Huzura engel olan nedenlerde, İslami anlayışa karşı saygısızlık, kibir, gurur, Dünyaya düşkünlük, endişe, kıskançlık, cimrilik, hased, tereddütte kalma, ızdırap, şüphe ve ikilemde olmak, tamah ve sahte ilahlardan uzak durmadır.
Peygamberi ilah edinme, İslam’dan başka bir din veya Hıristiyanlığı geçenler için; ‘’3/85 Her kim İslam'dan başka bir din ararsa asla kabul edilmez ve o, ahirette hüsrana uğrayanlardan olur.’’ buyurmaktadır.

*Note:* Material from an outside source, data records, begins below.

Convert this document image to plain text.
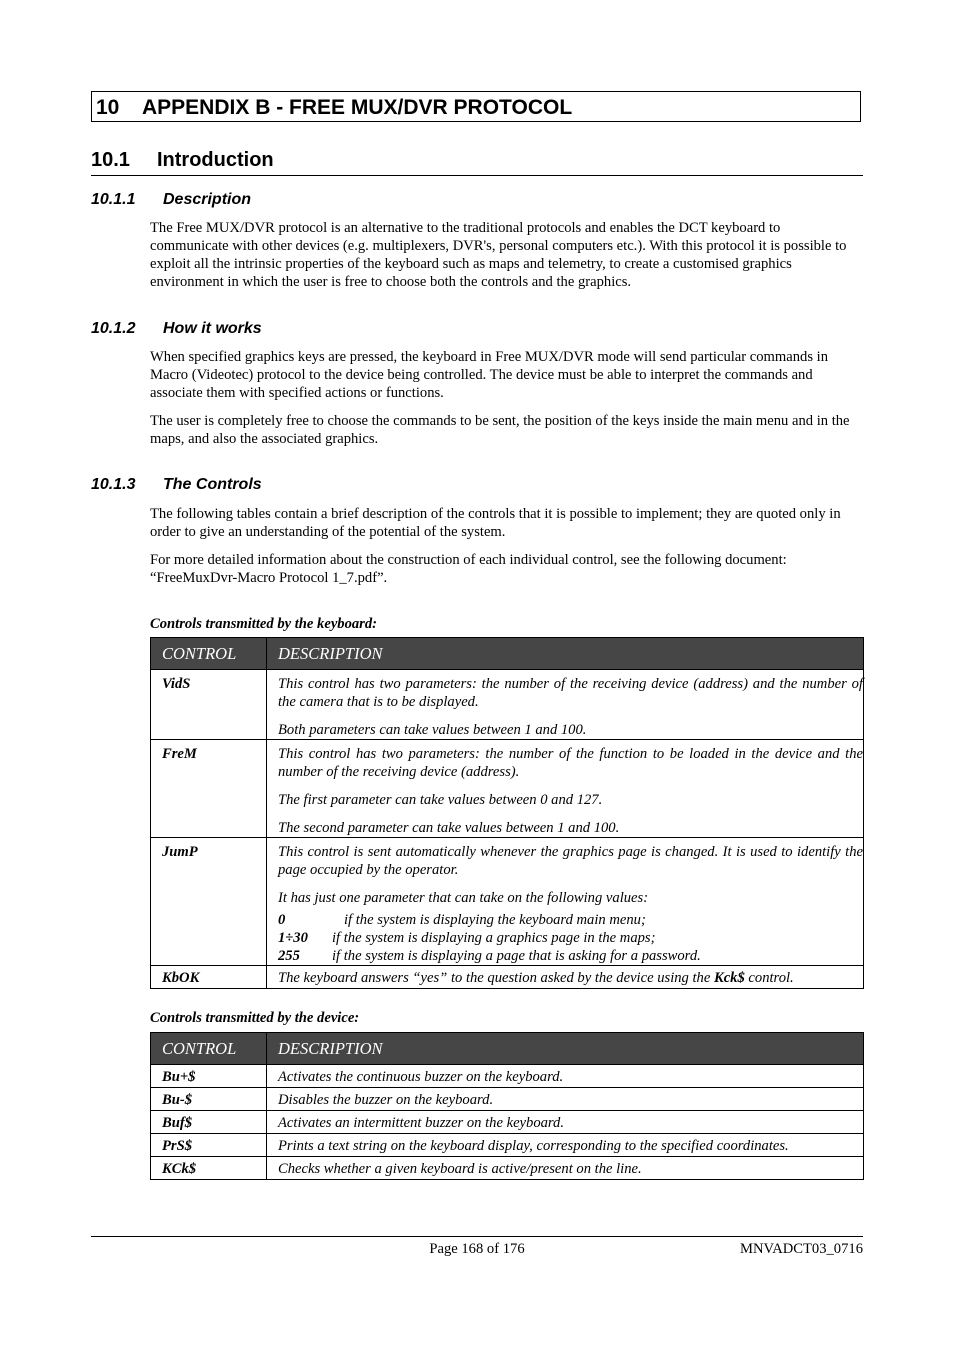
10 APPENDIX B - FREE MUX/DVR PROTOCOL
10.1 Introduction
10.1.1 Description

The Free MUX/DVR protocol is an alternative to the traditional protocols and enables the DCT keyboard to communicate with other devices (e.g. multiplexers, DVR's, personal computers etc.). With this protocol it is possible to exploit all the intrinsic properties of the keyboard such as maps and telemetry, to create a customised graphics environment in which the user is free to choose both the controls and the graphics.

10.1.2 How it works

When specified graphics keys are pressed, the keyboard in Free MUX/DVR mode will send particular commands in Macro (Videotec) protocol to the device being controlled. The device must be able to interpret the commands and associate them with specified actions or functions.

The user is completely free to choose the commands to be sent, the position of the keys inside the main menu and in the maps, and also the associated graphics.

10.1.3 The Controls

The following tables contain a brief description of the controls that it is possible to implement; they are quoted only in order to give an understanding of the potential of the system.

For more detailed information about the construction of each individual control, see the following document: “FreeMuxDvr-Macro Protocol 1_7.pdf”.

Controls transmitted by the keyboard:
CONTROL	DESCRIPTION
VidS	This control has two parameters: the number of the receiving device (address) and the number of the camera that is to be displayed.

Both parameters can take values between 1 and 100.

FreM	This control has two parameters: the number of the function to be loaded in the device and the number of the receiving device (address).

The first parameter can take values between 0 and 127.

The second parameter can take values between 1 and 100.

JumP	This control is sent automatically whenever the graphics page is changed. It is used to identify the page occupied by the operator.

It has just one parameter that can take on the following values:

0 if the system is displaying the keyboard main menu;
1÷30 if the system is displaying a graphics page in the maps;
255 if the system is displaying a page that is asking for a password.

KbOK	The keyboard answers “yes” to the question asked by the device using the Kck$ control.
Controls transmitted by the device:
CONTROL	DESCRIPTION
Bu+$	Activates the continuous buzzer on the keyboard.
Bu-$	Disables the buzzer on the keyboard.
Buf$	Activates an intermittent buzzer on the keyboard.
PrS$	Prints a text string on the keyboard display, corresponding to the specified coordinates.
KCk$	Checks whether a given keyboard is active/present on the line.
Page 168 of 176	MNVADCT03_0716
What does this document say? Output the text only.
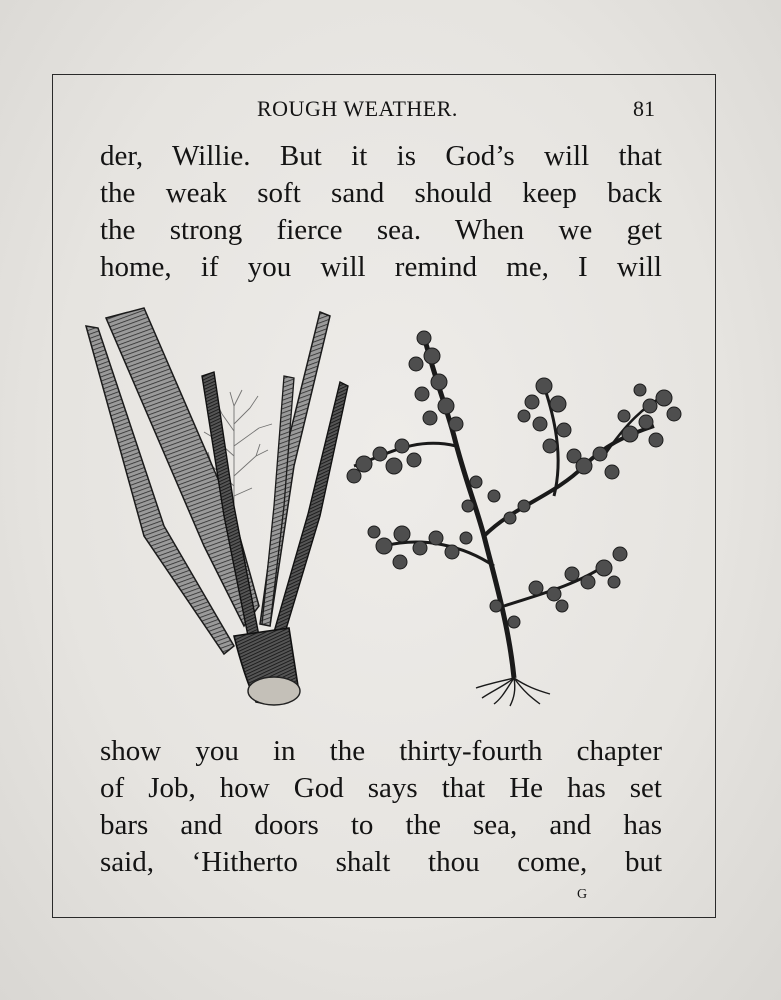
ROUGH WEATHER.	81
der, Willie. But it is God’s will that
the weak soft sand should keep back
the strong fierce sea. When we get
home, if you will remind me, I will
show you in the thirty-fourth chapter
of Job, how God says that He has set
bars and doors to the sea, and has
said, ‘Hitherto shalt thou come, but
G
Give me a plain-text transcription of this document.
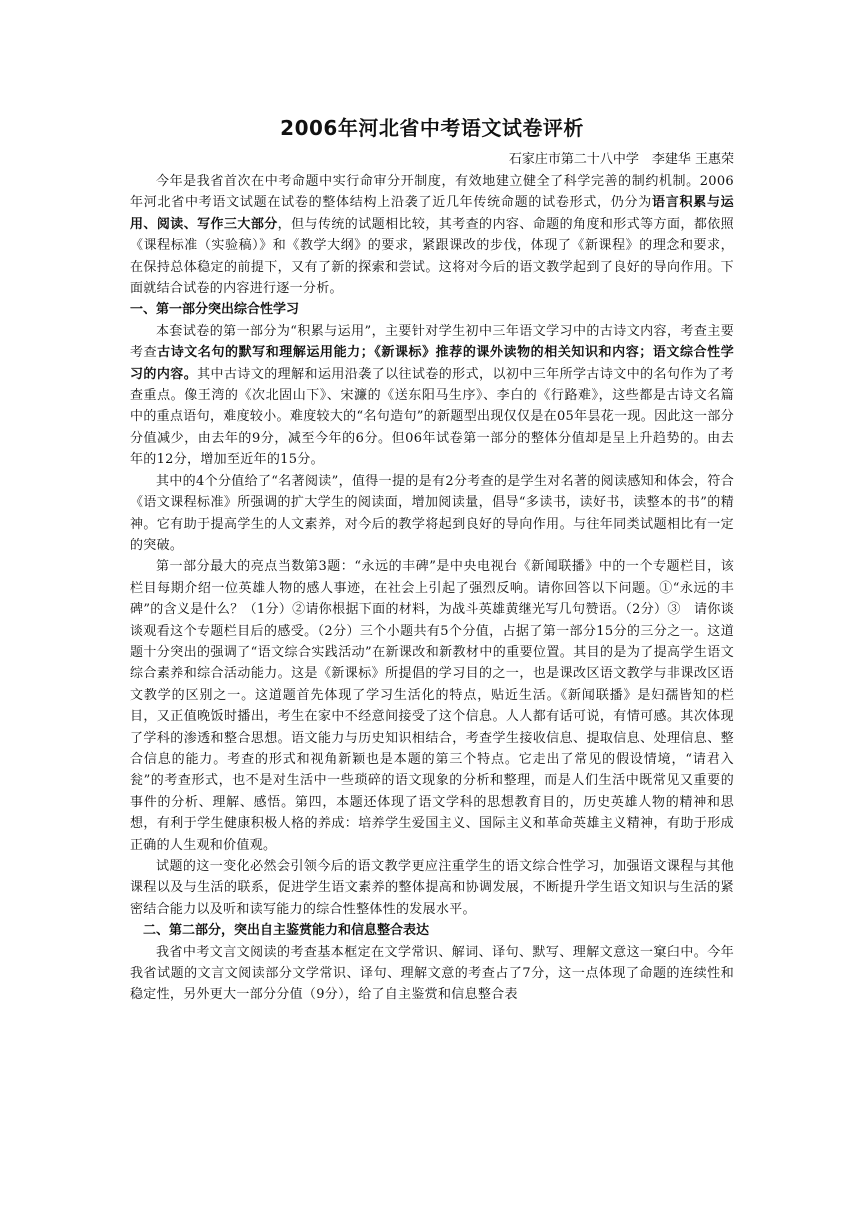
2006年河北省中考语文试卷评析
石家庄市第二十八中学　李建华 王惠荣

今年是我省首次在中考命题中实行命审分开制度，有效地建立健全了科学完善的制约机制。2006年河北省中考语文试题在试卷的整体结构上沿袭了近几年传统命题的试卷形式，仍分为语言积累与运用、阅读、写作三大部分，但与传统的试题相比较，其考查的内容、命题的角度和形式等方面，都依照《课程标准（实验稿）》和《教学大纲》的要求，紧跟课改的步伐，体现了《新课程》的理念和要求，在保持总体稳定的前提下，又有了新的探索和尝试。这将对今后的语文教学起到了良好的导向作用。下面就结合试卷的内容进行逐一分析。

一、第一部分突出综合性学习

本套试卷的第一部分为“积累与运用”，主要针对学生初中三年语文学习中的古诗文内容，考查主要考查古诗文名句的默写和理解运用能力；《新课标》推荐的课外读物的相关知识和内容；语文综合性学习的内容。其中古诗文的理解和运用沿袭了以往试卷的形式，以初中三年所学古诗文中的名句作为了考查重点。像王湾的《次北固山下》、宋濂的《送东阳马生序》、李白的《行路难》，这些都是古诗文名篇中的重点语句，难度较小。难度较大的“名句造句”的新题型出现仅仅是在05年昙花一现。因此这一部分分值减少，由去年的9分，减至今年的6分。但06年试卷第一部分的整体分值却是呈上升趋势的。由去年的12分，增加至近年的15分。

其中的4个分值给了“名著阅读”，值得一提的是有2分考查的是学生对名著的阅读感知和体会，符合《语文课程标准》所强调的扩大学生的阅读面，增加阅读量，倡导“多读书，读好书，读整本的书”的精神。它有助于提高学生的人文素养，对今后的教学将起到良好的导向作用。与往年同类试题相比有一定的突破。

第一部分最大的亮点当数第3题：“永远的丰碑”是中央电视台《新闻联播》中的一个专题栏目，该栏目每期介绍一位英雄人物的感人事迹，在社会上引起了强烈反响。请你回答以下问题。①“永远的丰碑”的含义是什么？（1分）②请你根据下面的材料，为战斗英雄黄继光写几句赞语。（2分）③　请你谈谈观看这个专题栏目后的感受。（2分）三个小题共有5个分值，占据了第一部分15分的三分之一。这道题十分突出的强调了“语文综合实践活动”在新课改和新教材中的重要位置。其目的是为了提高学生语文综合素养和综合活动能力。这是《新课标》所提倡的学习目的之一，也是课改区语文教学与非课改区语文教学的区别之一。这道题首先体现了学习生活化的特点，贴近生活。《新闻联播》是妇孺皆知的栏目，又正值晚饭时播出，考生在家中不经意间接受了这个信息。人人都有话可说，有情可感。其次体现了学科的渗透和整合思想。语文能力与历史知识相结合，考查学生接收信息、提取信息、处理信息、整合信息的能力。考查的形式和视角新颖也是本题的第三个特点。它走出了常见的假设情境，“请君入瓮”的考查形式，也不是对生活中一些琐碎的语文现象的分析和整理，而是人们生活中既常见又重要的事件的分析、理解、感悟。第四，本题还体现了语文学科的思想教育目的，历史英雄人物的精神和思想，有利于学生健康积极人格的养成：培养学生爱国主义、国际主义和革命英雄主义精神，有助于形成正确的人生观和价值观。

试题的这一变化必然会引领今后的语文教学更应注重学生的语文综合性学习，加强语文课程与其他课程以及与生活的联系，促进学生语文素养的整体提高和协调发展，不断提升学生语文知识与生活的紧密结合能力以及听和读写能力的综合性整体性的发展水平。

二、第二部分，突出自主鉴赏能力和信息整合表达

我省中考文言文阅读的考查基本框定在文学常识、解词、译句、默写、理解文意这一窠臼中。今年我省试题的文言文阅读部分文学常识、译句、理解文意的考查占了7分，这一点体现了命题的连续性和稳定性，另外更大一部分分值（9分），给了自主鉴赏和信息整合表
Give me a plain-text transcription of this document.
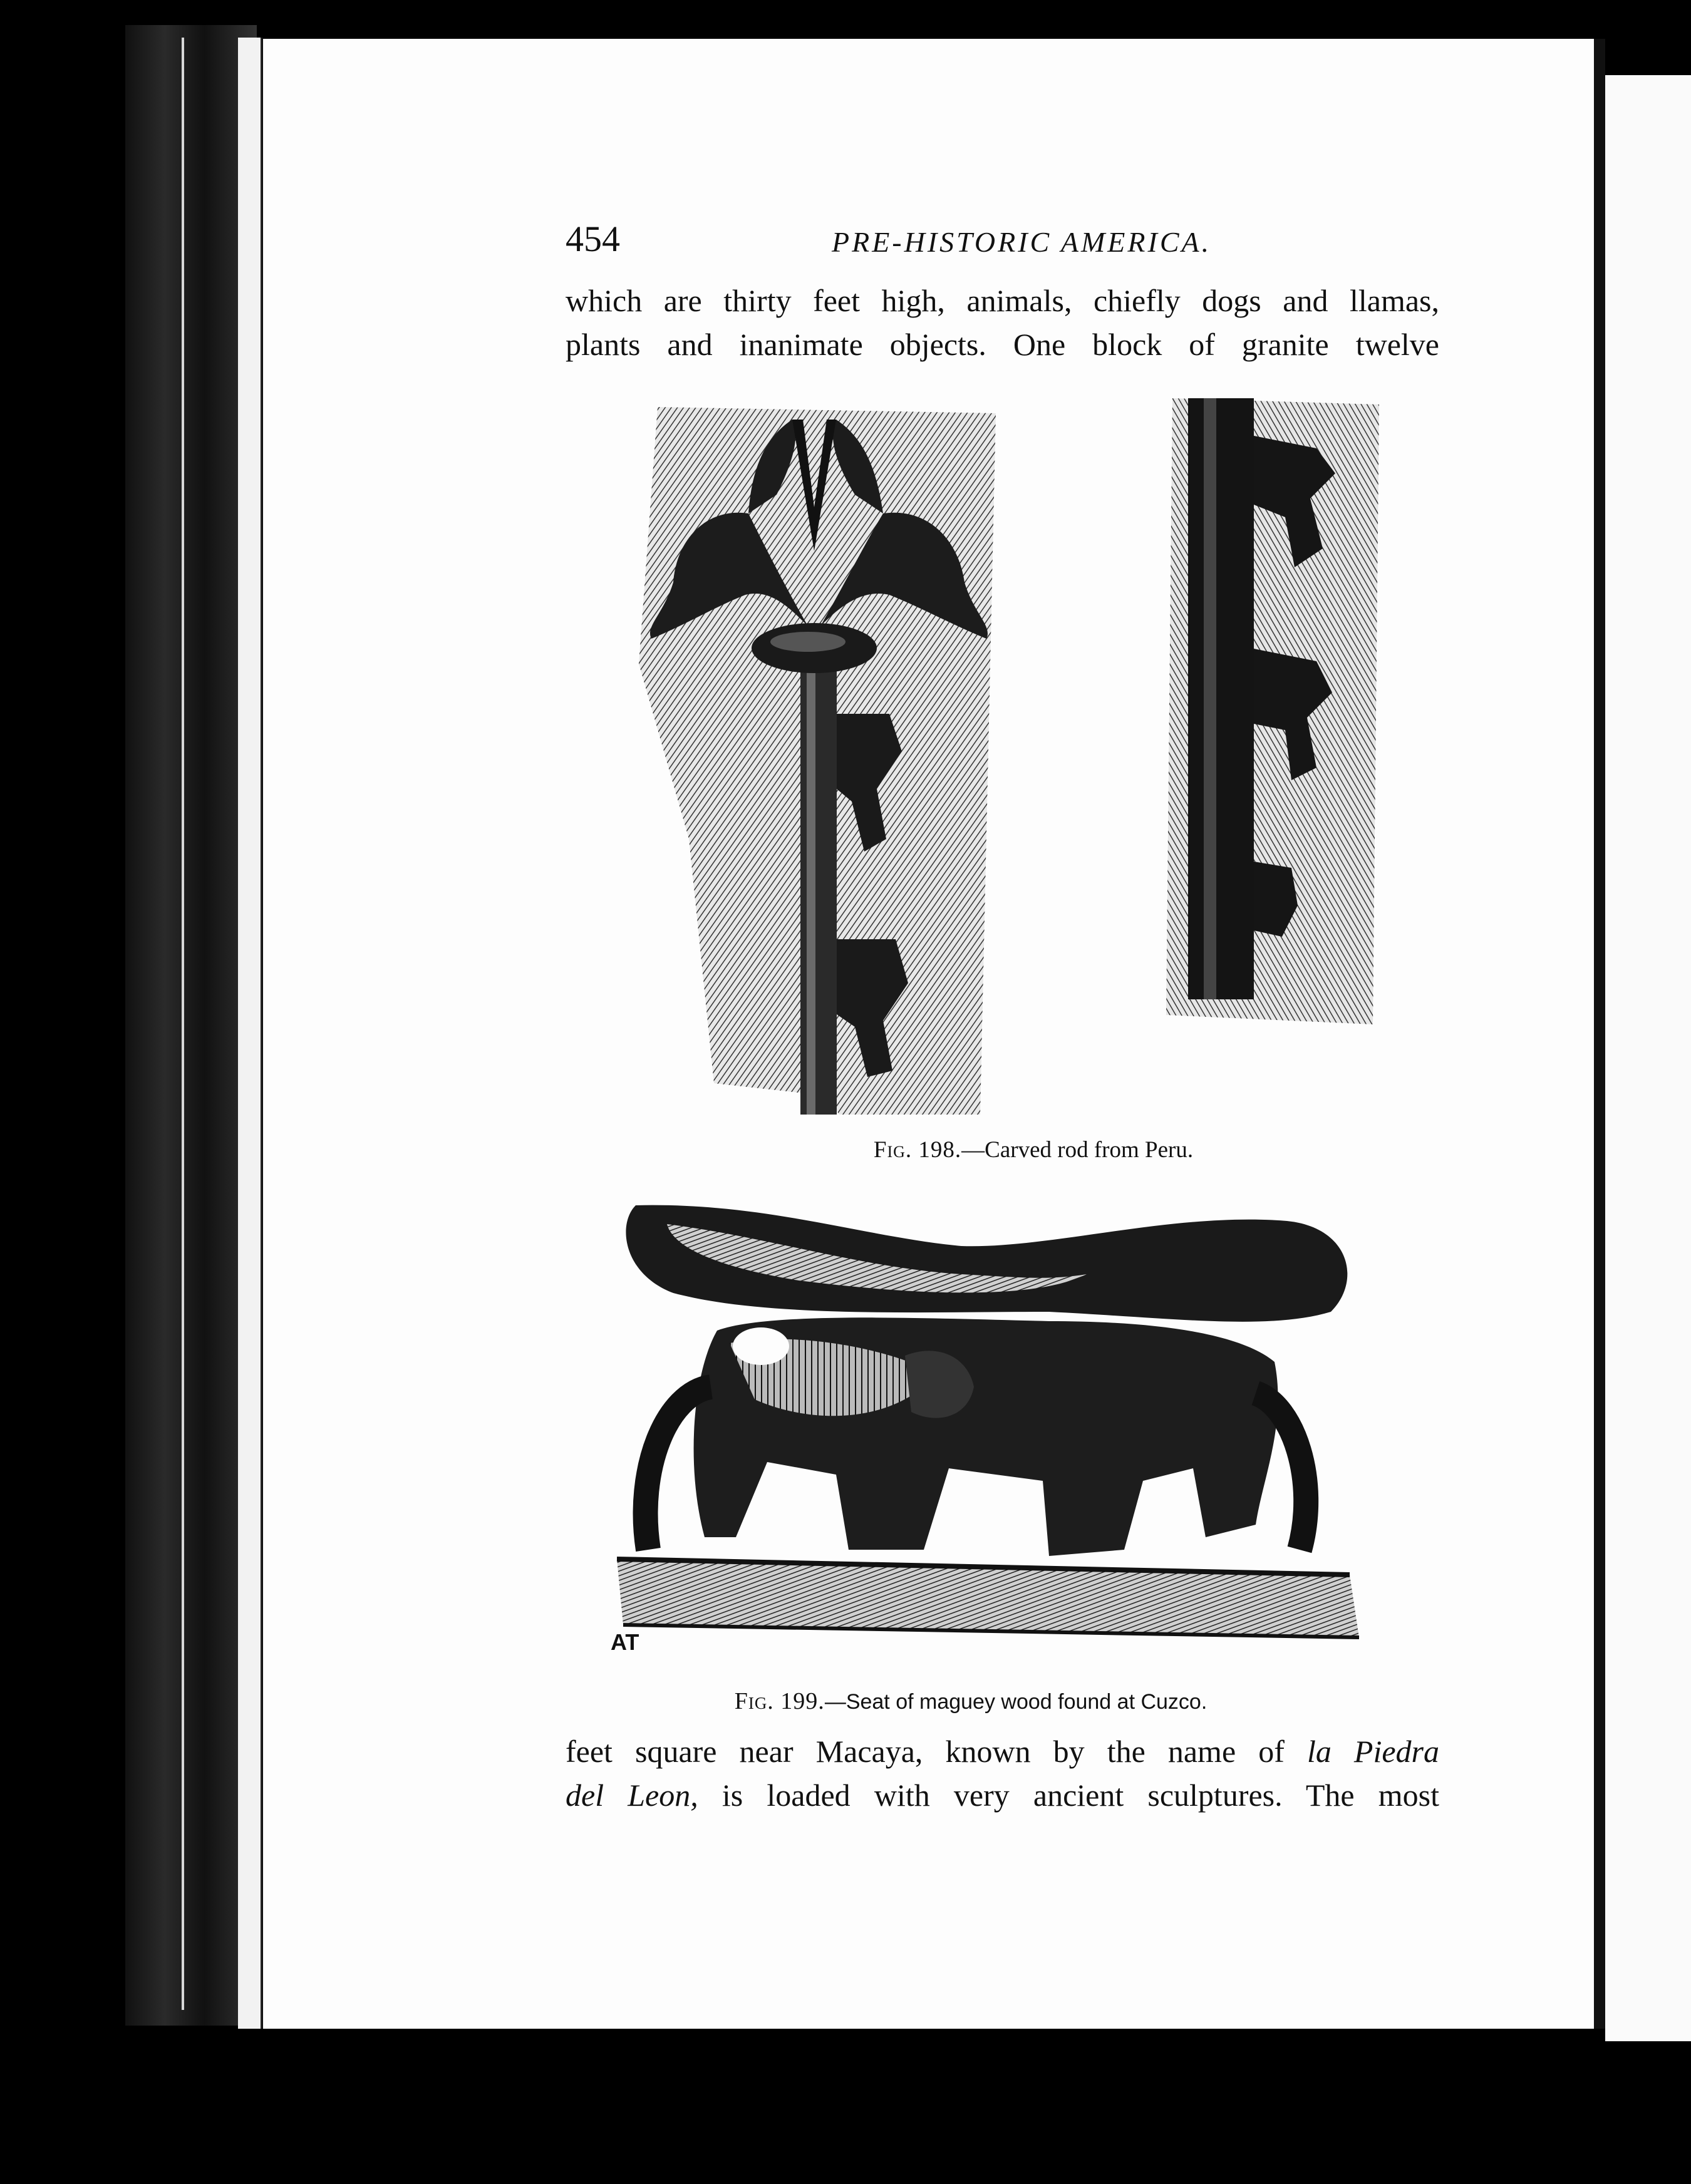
454	PRE-HISTORIC AMERICA.
which are thirty feet high, animals, chiefly dogs and llamas,
plants and inanimate objects. One block of granite twelve
Fig. 198.—Carved rod from Peru.
AT
Fig. 199.—Seat of maguey wood found at Cuzco.
feet square near Macaya, known by the name of la Piedra
del Leon, is loaded with very ancient sculptures. The most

Ahrette Yüce yaratıcımız Hz İsa a.s.’a; 5/116 - Ve Allah demişti ki: "Ey Meryemoğlu İsa, sen mi insanlara: 'Beni ve annemi, Allah'tan başka iki tanrı edinin' dedin?". "Hâşâ, dedi, sen yücesin, benim için gerçek olmayan birşeyi söylemem bana yakışmaz. Eğer demiş olsam, sen bunu bilirsin, sen benim nefsimde olanı bilirsin, ben ise senin nefsinde olanı bilmem, çünkü gaybları bilen yalnız sensin, sen!" bildirmektedir.
Dişilere tapma, cahiliye döneminde Allah'a ortak koşanlar Allah'ı bırakarak en çok taptıkları, gönül verip yalvardıkları veya adına davet ettikleri tanrıları bu ruh halinden dolayı bir kadın hayalidir. Bu yüzden, putların çoğunluğu kadın şeklinde, dişi ismindedir. Yunanlılar ve diğerleri gibi putperest toplumların putlarının çoğunun ve melekleri dişi olara göstermektedir. “Onlar Rahman’ın kulları olan melekleri dişi kabul ettiler. Acaba meleklerin yaratılışlarını mı görmüşler? Onların bu şahitlikleri yazılacak ve sorguya çekileceklerdir.”(43/19), "Ahirete inanmayanlar, meleklere dişilerin adlarını takıyorlar." (53/27) Onlar, Allah'ı bırakırlar da, yalnız dişilere taparlar. Böylece ancak inatçı şeytana tapmış olurlar.( 4/117) buyurmaktadır.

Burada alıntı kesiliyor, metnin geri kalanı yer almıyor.